In 1848, several educated young men formed the Students’ Literary and Scientific Society, which had two branches, the Gujarati and the Marathi Dnyan Prasarak Mandalis. The Society organised lectures on popular science and social questions. One of the aims of the society was to start schools for the education of women.
In 1851, Jotiba Phule and his wife started a girl’s school at Poona and soon many other schools came up. Among the active promoters of these schools were Jagannath Shankar Seth and Bhau Daji. Phule was also a pioneer of the widow remarriage movement in Maharashtra. Vishnu Shastri Pundit founded the Widow Remarriage Association in the 1850s.
Another prominent worker in this field was Karsondas Mulji who started the Satya Prakash in Gujarati in 1852 to advocate widow remarriage. An outstanding champion of new learning and social reform in Maharashtra was Gopal Hari Deshmukh, who became famous by the pen-name of ‘Lokahitawadi’. He advocated the reorganization of Indian society on rational principles and modern humanistic and secular values.

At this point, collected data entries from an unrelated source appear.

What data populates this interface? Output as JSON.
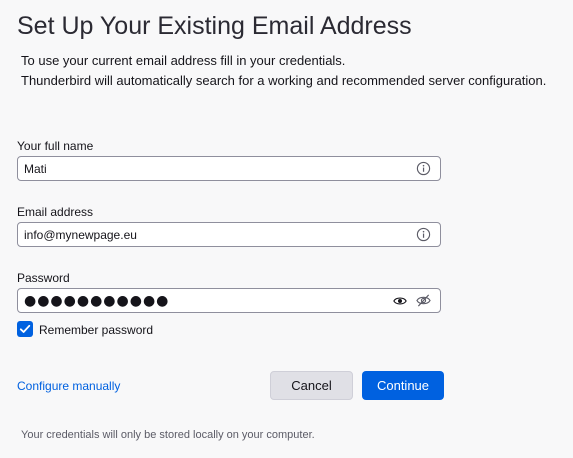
{
  "header": {
    "title": "Set Up Your Existing Email Address",
    "description_line1": "To use your current email address fill in your credentials.",
    "description_line2": "Thunderbird will automatically search for a working and recommended server configuration."
  },
  "form": {
    "full_name": {
      "label": "Your full name",
      "value": "Mati",
      "icon": "info-icon"
    },
    "email": {
      "label": "Email address",
      "value": "info@mynewpage.eu",
      "icon": "info-icon"
    },
    "password": {
      "label": "Password",
      "value": "●●●●●●●●●●●",
      "icons": [
        "eye-icon",
        "eye-off-icon"
      ]
    },
    "remember": {
      "label": "Remember password",
      "checked": true
    }
  },
  "actions": {
    "configure_manually": "Configure manually",
    "cancel": "Cancel",
    "continue": "Continue"
  },
  "footer": {
    "note": "Your credentials will only be stored locally on your computer."
  },
  "colors": {
    "accent": "#0061e0",
    "background": "#f8f8f9",
    "border": "#8f8f9d"
  }
}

Jotiba Phule, born in a low-caste Mali family, was also acutely aware of the socially degraded position of non-Brahmins and untouchables in Maharashtra. All his life he carried on a campaign against upper caste domination and brahmanical supremacy.
Dadabhai Naoroji was another leading social reformer of Bombay. He was one of the founders of an association to reform the Zoroastrian religion and the Parsi Law Association which agitated for the grant of legal status to women and for uniform laws of inheritance and marriage for the Parsis.
From the very beginning, it was, in the main, through the Indian language press and literature that the reformers carried on their struggle. To enable Indian languages to play this role successfully, they undertook such humdrum tasks as the preparation of language primers, etc.
For example, both Ishwar Chandra Vidyasagar and Rabindranath Tagore wrote Bengali primers which are being used till this day. In fact, the spread of modern and reformist ideas among the mass of people occurred primarily through Indian languages.
We should also remember that the significance of the nineteenth century reformers lay not in their numbers but in the fact that they were the trend setters—it was their thought and activity that were to have decisive impact on the making of a new India.